Luc Vincent is Vice President of Engineering at Lyft, where he leads the company's Marketplace & Autonomous Platform division. His responsibilities include real-time supply and demand matching, real-time pricing, mapping, and Lyft's “Level 5” group, focused on self-driving technology. Prior to Lyft, Luc spent 12 years at Google, most recently as Sr Director of Engineering, leading all imagery-related activities of Google's Geo group. He is recognized for having bootstrapped Street View and turned it into an iconic Google product. Before Google, he was Chief Scientist at LizardTech, where he was responsible for the DjVu advanced document image compression technology.
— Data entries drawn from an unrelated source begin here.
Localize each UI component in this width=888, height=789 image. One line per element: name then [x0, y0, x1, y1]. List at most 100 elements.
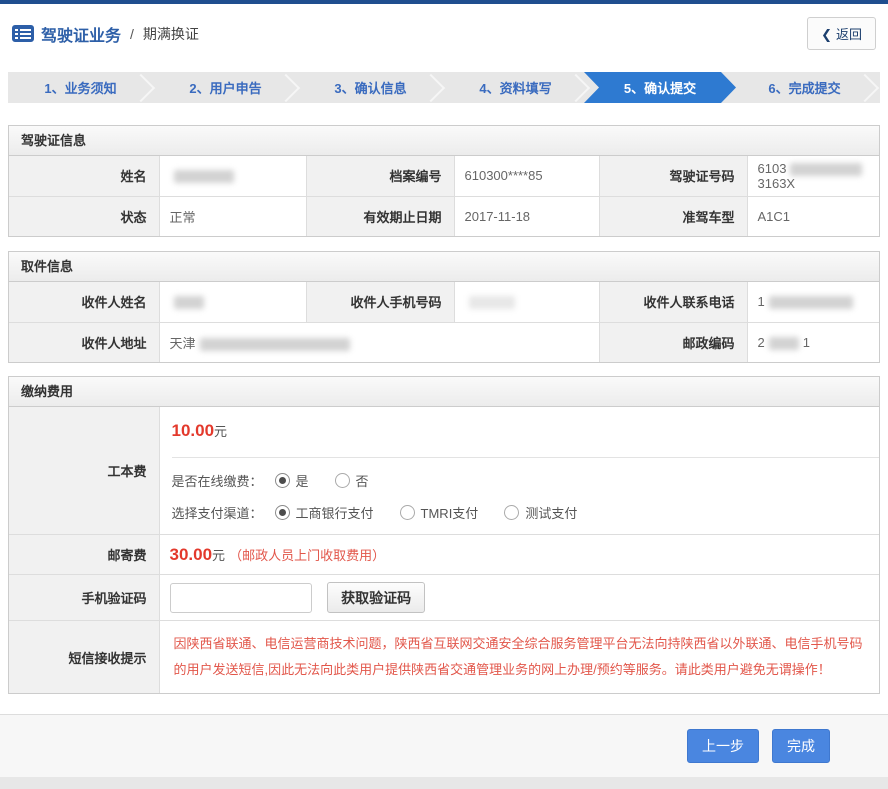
- recipient-name-label: 收件人姓名: [9, 282, 159, 322]
- chevron-right-icon: [127, 73, 155, 101]
- page-header: 驾驶证业务 / 期满换证 ❮返回: [0, 4, 888, 60]
- online-pay-no-option[interactable]: 否: [335, 471, 369, 490]
- pickup-info-table: 收件人姓名 收件人手机号码 收件人联系电话 1 收件人地址 天津 邮政编码 21: [9, 282, 879, 362]
- step-label: 2、用户申告: [189, 78, 261, 97]
- finish-button[interactable]: 完成: [772, 729, 830, 763]
- recipient-name-value: [159, 282, 306, 322]
- license-no-label: 驾驶证号码: [599, 156, 747, 196]
- table-row: 工本费 10.00元 是否在线缴费： 是 否 选择支付渠道： 工商银行支付 TM…: [9, 407, 879, 535]
- recipient-phone-value: 1: [747, 282, 879, 322]
- back-arrow-icon: ❮: [821, 27, 832, 42]
- license-no-value: 61033163X: [747, 156, 879, 196]
- table-row: 收件人地址 天津 邮政编码 21: [9, 322, 879, 362]
- online-pay-yes-label: 是: [296, 471, 309, 490]
- wizard-step-bar: 1、业务须知 2、用户申告 3、确认信息 4、资料填写 5、确认提交 6、完成提…: [8, 72, 880, 103]
- vehicle-type-label: 准驾车型: [599, 196, 747, 236]
- step-4-fill-data[interactable]: 4、资料填写: [443, 72, 588, 103]
- channel-icbc-option[interactable]: 工商银行支付: [275, 503, 374, 522]
- step-6-finish-submit[interactable]: 6、完成提交: [732, 72, 877, 103]
- radio-checked-icon[interactable]: [275, 505, 290, 520]
- redacted-recipient-address: [200, 338, 350, 351]
- get-captcha-button[interactable]: 获取验证码: [327, 582, 425, 613]
- channel-tmri-label: TMRI支付: [421, 503, 479, 522]
- redacted-name: [174, 170, 234, 183]
- back-button[interactable]: ❮ 返回: [807, 17, 876, 50]
- sms-tip-cell: 因陕西省联通、电信运营商技术问题，陕西省互联网交通安全综合服务管理平台无法向持陕…: [159, 621, 879, 694]
- name-label: 姓名: [9, 156, 159, 196]
- online-pay-question: 是否在线缴费：: [172, 471, 263, 490]
- previous-step-button[interactable]: 上一步: [687, 729, 759, 763]
- channel-test-label: 测试支付: [525, 503, 577, 522]
- table-row: 收件人姓名 收件人手机号码 收件人联系电话 1: [9, 282, 879, 322]
- redacted-recipient-phone: [769, 296, 853, 309]
- chevron-right-icon: [851, 73, 879, 101]
- redacted-postcode: [769, 337, 799, 350]
- file-no-value: 610300****85: [454, 156, 599, 196]
- mail-fee-note: （邮政人员上门收取费用）: [229, 548, 385, 563]
- production-fee-label: 工本费: [9, 407, 159, 535]
- postcode-label: 邮政编码: [599, 322, 747, 362]
- valid-until-value: 2017-11-18: [454, 196, 599, 236]
- vehicle-type-value: A1C1: [747, 196, 879, 236]
- step-1-business-notice[interactable]: 1、业务须知: [8, 72, 153, 103]
- license-business-icon: [12, 25, 34, 42]
- breadcrumb-current: 期满换证: [143, 24, 199, 44]
- pickup-section-title: 取件信息: [9, 252, 879, 282]
- table-row: 邮寄费 30.00元（邮政人员上门收取费用）: [9, 535, 879, 575]
- step-label: 5、确认提交: [624, 78, 696, 97]
- chevron-right-icon: [562, 73, 590, 101]
- online-pay-row: 是否在线缴费： 是 否: [172, 471, 880, 490]
- step-2-user-declaration[interactable]: 2、用户申告: [153, 72, 298, 103]
- valid-until-label: 有效期止日期: [306, 196, 454, 236]
- license-info-table: 姓名 档案编号 610300****85 驾驶证号码 61033163X 状态 …: [9, 156, 879, 236]
- mail-fee-label: 邮寄费: [9, 535, 159, 575]
- mail-fee-cell: 30.00元（邮政人员上门收取费用）: [159, 535, 879, 575]
- step-label: 6、完成提交: [768, 78, 840, 97]
- table-row: 姓名 档案编号 610300****85 驾驶证号码 61033163X: [9, 156, 879, 196]
- table-row: 手机验证码 获取验证码: [9, 575, 879, 621]
- chevron-right-icon: [272, 73, 300, 101]
- online-pay-no-label: 否: [356, 471, 369, 490]
- production-fee-amount: 10.00: [172, 421, 215, 440]
- recipient-phone-label: 收件人联系电话: [599, 282, 747, 322]
- step-label: 1、业务须知: [44, 78, 116, 97]
- redacted-recipient-mobile: [469, 296, 515, 309]
- production-fee-amount-row: 10.00元: [172, 407, 880, 458]
- recipient-address-value: 天津: [159, 322, 599, 362]
- captcha-cell: 获取验证码: [159, 575, 879, 621]
- step-label: 4、资料填写: [479, 78, 551, 97]
- pay-channel-row: 选择支付渠道： 工商银行支付 TMRI支付 测试支付: [172, 503, 880, 522]
- status-value: 正常: [159, 196, 306, 236]
- back-button-label: 返回: [836, 27, 862, 42]
- breadcrumb-separator: /: [130, 26, 134, 42]
- table-row: 状态 正常 有效期止日期 2017-11-18 准驾车型 A1C1: [9, 196, 879, 236]
- recipient-mobile-value: [454, 282, 599, 322]
- file-no-label: 档案编号: [306, 156, 454, 196]
- table-row: 短信接收提示 因陕西省联通、电信运营商技术问题，陕西省互联网交通安全综合服务管理…: [9, 621, 879, 694]
- name-value: [159, 156, 306, 196]
- sms-warning-text: 因陕西省联通、电信运营商技术问题，陕西省互联网交通安全综合服务管理平台无法向持陕…: [170, 621, 870, 693]
- step-3-confirm-info[interactable]: 3、确认信息: [298, 72, 443, 103]
- radio-unchecked-icon[interactable]: [400, 505, 415, 520]
- captcha-label: 手机验证码: [9, 575, 159, 621]
- recipient-mobile-label: 收件人手机号码: [306, 282, 454, 322]
- channel-icbc-label: 工商银行支付: [296, 503, 374, 522]
- radio-unchecked-icon[interactable]: [504, 505, 519, 520]
- postcode-value: 21: [747, 322, 879, 362]
- step-5-confirm-submit-active[interactable]: 5、确认提交: [584, 72, 736, 103]
- pickup-info-section: 取件信息 收件人姓名 收件人手机号码 收件人联系电话 1 收件人地址 天津 邮政…: [8, 251, 880, 363]
- production-fee-cell: 10.00元 是否在线缴费： 是 否 选择支付渠道： 工商银行支付 TMRI支付…: [159, 407, 879, 535]
- fees-section-title: 缴纳费用: [9, 377, 879, 407]
- radio-checked-icon[interactable]: [275, 473, 290, 488]
- captcha-input[interactable]: [170, 583, 312, 613]
- fee-unit: 元: [214, 424, 227, 439]
- channel-tmri-option[interactable]: TMRI支付: [400, 503, 479, 522]
- pay-channel-question: 选择支付渠道：: [172, 503, 263, 522]
- radio-unchecked-icon[interactable]: [335, 473, 350, 488]
- fee-unit: 元: [212, 548, 225, 563]
- channel-test-option[interactable]: 测试支付: [504, 503, 577, 522]
- status-label: 状态: [9, 196, 159, 236]
- license-info-section: 驾驶证信息 姓名 档案编号 610300****85 驾驶证号码 6103316…: [8, 125, 880, 237]
- online-pay-yes-option[interactable]: 是: [275, 471, 309, 490]
- chevron-right-icon: [417, 73, 445, 101]
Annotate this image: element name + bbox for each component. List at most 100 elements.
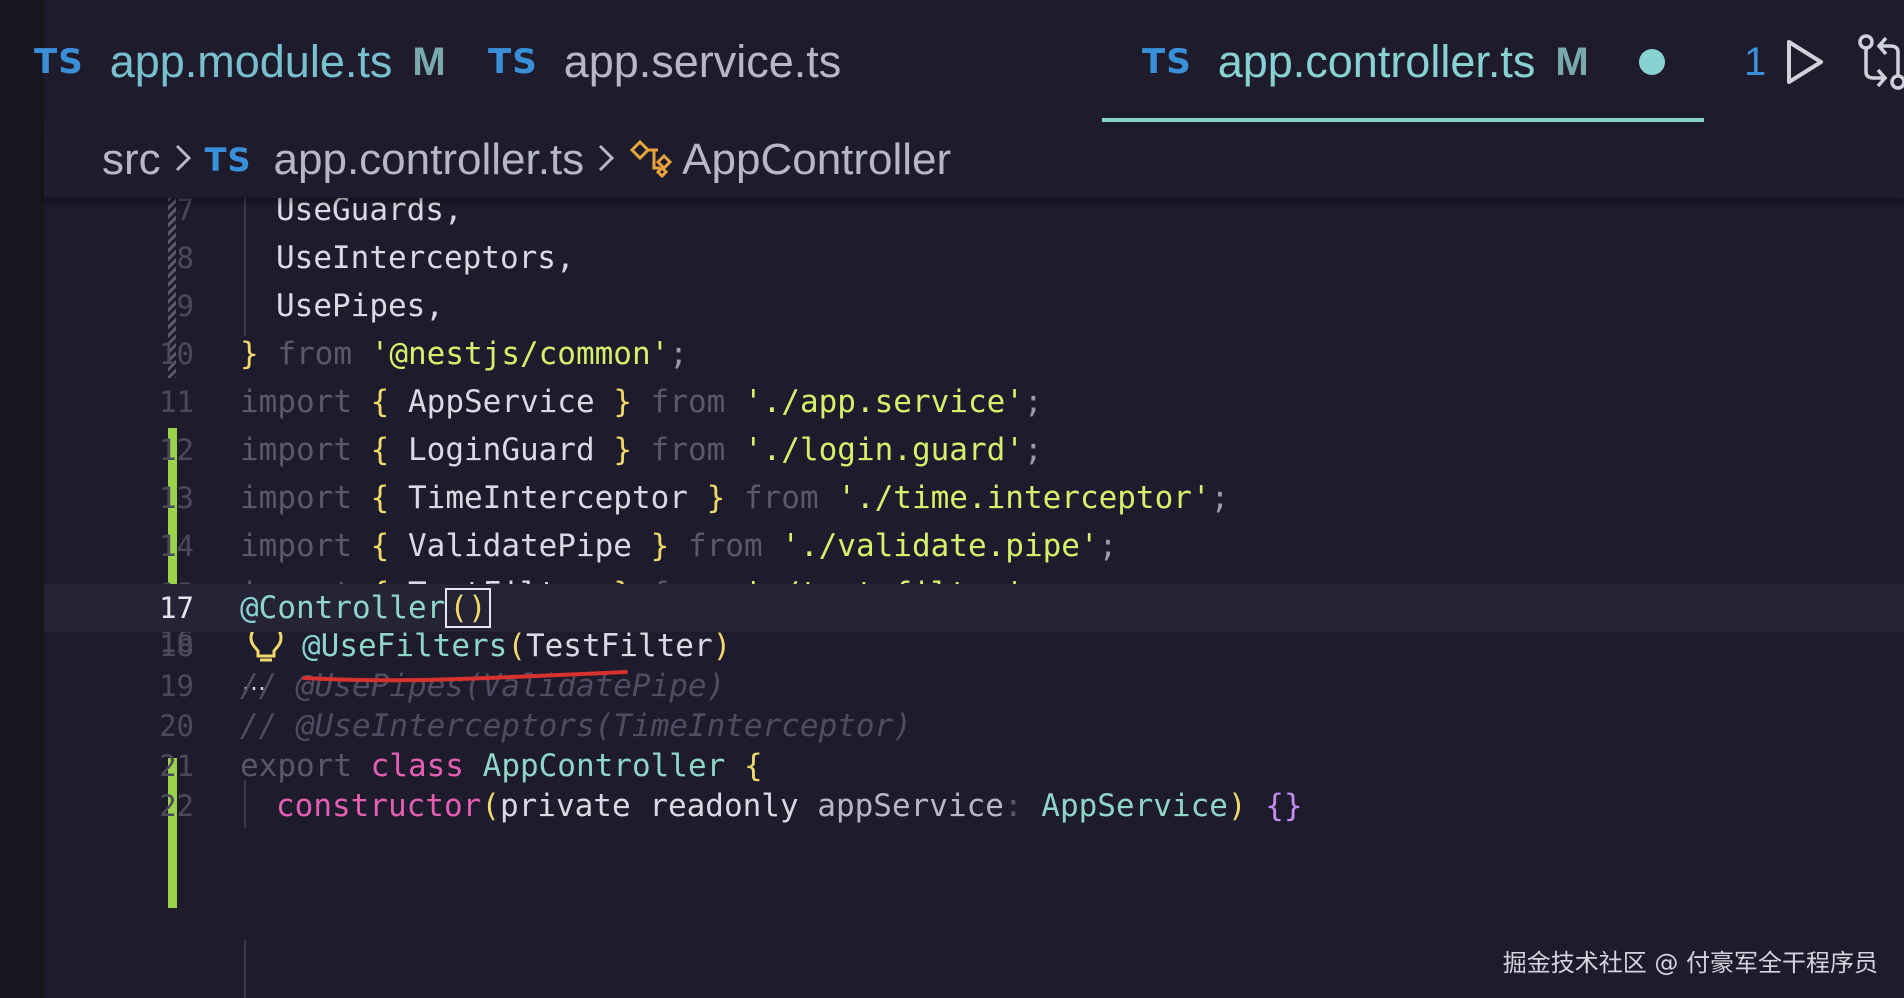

Prior to that, he spent several years at Xerox Corporation, including a stint as Area Manager at the Xerox Palo Alto Research Center (PARC). Luc is listed as an inventor on almost 100 issued patents and has over 60 publications in the areas of computer vision, image analysis and document recognition. He has served as an Associate Editor for the IEEE Transactions on Pattern Analysis and Machine Intelligence (PAMI), and for the Journal of Electronic Imaging. Luc earned his B.S. from Ecole Polytechnique (France), M.S. in Computer Science from University of Paris XI, and PhD in Mathematical Morphology from Ecole des Mines de Paris. In addition, he was a postdoctoral fellow in the Division of Applied Sciences of Harvard University.